Ingrid (my wife) will be flying out on the Saturday, so we'll be spending another week in the city doing the regular tourist stuff (though I intend to thoroughly explore the Jewish quarter, probably the most interesting thing Rome has to offer).

Anyway, I wish who ever is reading this a enjoyable and erholsamer (restorative) summer break. :)


anthony said...

go for the sbl conference. always a good time to catch up on what others are writing. i'm missing this one but my NT colleague, Dr Lim Kar Yong ( is going and presenting a NT paper on Paul and his sufferings.

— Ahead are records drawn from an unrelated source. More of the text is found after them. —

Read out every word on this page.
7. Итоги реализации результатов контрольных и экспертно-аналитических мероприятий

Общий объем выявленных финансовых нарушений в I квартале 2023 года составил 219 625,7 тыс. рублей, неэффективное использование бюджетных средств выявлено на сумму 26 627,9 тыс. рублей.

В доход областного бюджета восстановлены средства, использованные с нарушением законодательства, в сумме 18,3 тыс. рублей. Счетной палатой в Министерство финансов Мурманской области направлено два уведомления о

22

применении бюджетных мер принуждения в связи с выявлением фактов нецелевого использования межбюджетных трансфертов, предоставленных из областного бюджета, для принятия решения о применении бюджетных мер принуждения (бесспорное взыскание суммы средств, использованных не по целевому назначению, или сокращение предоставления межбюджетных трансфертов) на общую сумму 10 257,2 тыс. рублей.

was going to ask if OT papers were presented in hard copies, whether i can get a scan of some of them. am also trying to finish my thesis and have the viva in may 2010. one possible examiner might be sue gillingham (as suggested by my college)! she's good at psalms (but mine thesis is on Dt Isa).

Phil Sumpter said...

Hi Anthony,

it should be good. I'm just a tad disappointed with the way the papers are laid out: all the relevant ones are at the same time!

If you go to the website you have an overview of all the papers plus their abstracts. If one is particularly interesting, I'm sure you could contact the person by e-mail and ask for a pdf.

Sue Gillingham is one of the papers I will have to miss due to a clash! Luckily, she's coming to Bonn later this year and I believe she is holding the same paper.

Best of luck with the viva! said...

Ten Warnings to Theobloggers

1. pride. blogs are about self-promotion. what else could be more obvious?

2. quickness. no serious theology is or could be done at the speed of a blog. what happens on blogs are spouts of self expression, not drawn out intercourse.

3. waste of time. classic theological texts and important contemporary works are waiting to be read, not journal reporter theology written in 5 min. and never proof read by scholars.

4. ghetto entertainment. this is an actual form of ghettoisation. young minds get caught up in a circle of blogs which they like, ones which promote their ideology or theology. theoblogging has the opposite effect of what it intends to do. rather than opening discussion, it closes it down into ghettos. rather than being exposed to diverse new constructive ideas theobloggers are ghettoised into subprofessional circles of pseudotheologians.

5. dying grandparents. theobloggers spend less time with people and more time with machines.

6. gnostic non corporeality. blog theology is a gnostic turn like so many in contemporary culture. one no longer needs other humans and their smelly presence, one can interact and think that they are learning through a digital medium. second life, theology style. walk around all day with your ipod, then go home to your blog.

7. individualism. blogs are inherently individualistic. they promote individualism and demand it.

8. anticommunity, antifamily and antichurch. blogs replace and fight against families, bodily communities and churches as communities of discussion.

9. attention deficit disorder. blogs encourage attention deficit disorder symptoms.

10. antisocial extended online time. blogs encourage long hours on the internet. this is unnatural, a waste of energy, and most of all antisocial.

summary: if you must theoblog, then don’t do it too often.

Phil Sumpter said...

Whoever you are, I find these comments arrogant and out of touch with my own experience. They pretty much embody the evils you are inveighing against.

Good that you care about issues such as quality theology and community, though.